If the 2018 midterm elections, now just 15 days away on November 6, end up with the “blue wave” predicted by many experts, with Democrats gaining significant victories and recapturing control of either the House of Representatives or the United States Senate — or both — Donald Trump will not accept those election results. In fact, White House insiders are already discussing ways to attack the midterm elections as “illegitimate” and mount a series of court challenges that could block Democratic winners from taking office, according to one of the reporters who broke the Watergate scandal story 46 years ago, MediaIte reports.

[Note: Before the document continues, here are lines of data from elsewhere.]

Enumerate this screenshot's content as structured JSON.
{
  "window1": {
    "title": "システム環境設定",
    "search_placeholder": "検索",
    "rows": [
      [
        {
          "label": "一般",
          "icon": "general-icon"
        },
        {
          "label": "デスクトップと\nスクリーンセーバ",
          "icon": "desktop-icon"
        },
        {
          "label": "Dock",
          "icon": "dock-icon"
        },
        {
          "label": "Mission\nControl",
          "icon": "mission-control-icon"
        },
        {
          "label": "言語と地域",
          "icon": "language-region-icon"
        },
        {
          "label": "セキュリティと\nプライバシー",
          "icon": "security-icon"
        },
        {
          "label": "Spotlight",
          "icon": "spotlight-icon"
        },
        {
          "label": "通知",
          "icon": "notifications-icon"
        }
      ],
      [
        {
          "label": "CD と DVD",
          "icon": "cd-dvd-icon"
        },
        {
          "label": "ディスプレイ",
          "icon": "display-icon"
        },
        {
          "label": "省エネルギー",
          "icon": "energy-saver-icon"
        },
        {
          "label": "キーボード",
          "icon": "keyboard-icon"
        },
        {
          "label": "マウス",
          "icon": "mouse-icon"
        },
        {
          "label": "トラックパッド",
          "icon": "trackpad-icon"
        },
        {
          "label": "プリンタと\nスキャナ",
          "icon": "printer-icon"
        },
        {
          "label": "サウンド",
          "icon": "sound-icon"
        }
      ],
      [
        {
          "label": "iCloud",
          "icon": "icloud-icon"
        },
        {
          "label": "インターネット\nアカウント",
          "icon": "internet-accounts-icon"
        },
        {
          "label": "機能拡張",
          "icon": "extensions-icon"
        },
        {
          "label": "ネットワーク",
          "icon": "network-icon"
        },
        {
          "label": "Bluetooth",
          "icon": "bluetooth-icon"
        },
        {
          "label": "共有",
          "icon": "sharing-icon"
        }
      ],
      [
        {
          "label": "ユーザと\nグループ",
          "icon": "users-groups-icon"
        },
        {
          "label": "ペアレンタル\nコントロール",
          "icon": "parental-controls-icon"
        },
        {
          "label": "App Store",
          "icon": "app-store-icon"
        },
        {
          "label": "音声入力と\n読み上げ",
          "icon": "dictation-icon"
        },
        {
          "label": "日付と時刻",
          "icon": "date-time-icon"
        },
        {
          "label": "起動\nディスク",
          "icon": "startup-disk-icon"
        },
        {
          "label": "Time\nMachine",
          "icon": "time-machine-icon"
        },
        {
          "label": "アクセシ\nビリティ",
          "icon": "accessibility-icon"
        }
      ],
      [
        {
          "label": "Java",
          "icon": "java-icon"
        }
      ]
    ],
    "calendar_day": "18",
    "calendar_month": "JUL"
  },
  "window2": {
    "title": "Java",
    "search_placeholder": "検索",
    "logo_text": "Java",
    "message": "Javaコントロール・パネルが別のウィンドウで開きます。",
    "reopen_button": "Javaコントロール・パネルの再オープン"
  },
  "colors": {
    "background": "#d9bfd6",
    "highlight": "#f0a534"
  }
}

“I talked to people in touch with the White House on Friday who believe that, if the congressional midterms are very close and the Democrats were to win by five or seven seats, that Trump is already talking about how to throw legal challenges into the courts, sow confusion, declare a victory actually, and say that the election’s been illegitimate,” former Washington Post reporter Carl Bernstein, now a CNN commentator, said in an interview on the cable news network. “That is really under discussion in the White House.”
Bernstein was responding to a Saturday Twitter post in which Trump warned of widespread cheating in the upcoming election. Watch Bernstein’s CNN interview in the video below.
In his Twitter post, Trump declared, “All levels of government and Law Enforcement are watching carefully for VOTER FRAUD, including during EARLY VOTING. Cheat at your own peril. Violators will be subject to maximum penalties, both civil and criminal!”
But according to multiple studies, including a study of elections from 2000 to 2014 by Loyola University Law School, the problem of illegal “voter fraud” is so small as to be nearly nonexistent. According to CNN, the study found a mere 31 instances of fraudulent votes in a study of more than one billion votes cast in those elections.
Bernstein also said that part of Trump’s motivation in issuing his dire warning of voter fraud prosecutions, he appears to be attempting to discourage Americans from voting. Low turnout in elections is generally believed to favor Republican candidates, as a study by Of Politics and Men noted.
According to statistical models by the political data site FiveThirtyEight.com, with just over two weeks before Election Day, Democrats are heavily favored to regain majority control of the House, with an 80 percent chance of gaining between 23 and 62 House seats.
The outlook is not nearly as rosy for Democrats in the Senate, where the FiveThirtyEight.com model shows only a 22 percent probability that Democrats will wrest control of that body from Republicans, who now hold a slim, 51-49 majority. In the 2016 presidential election, FiveThirtyEight.com gave Trump a 28.6 percent chance of defeating Hillary Clinton.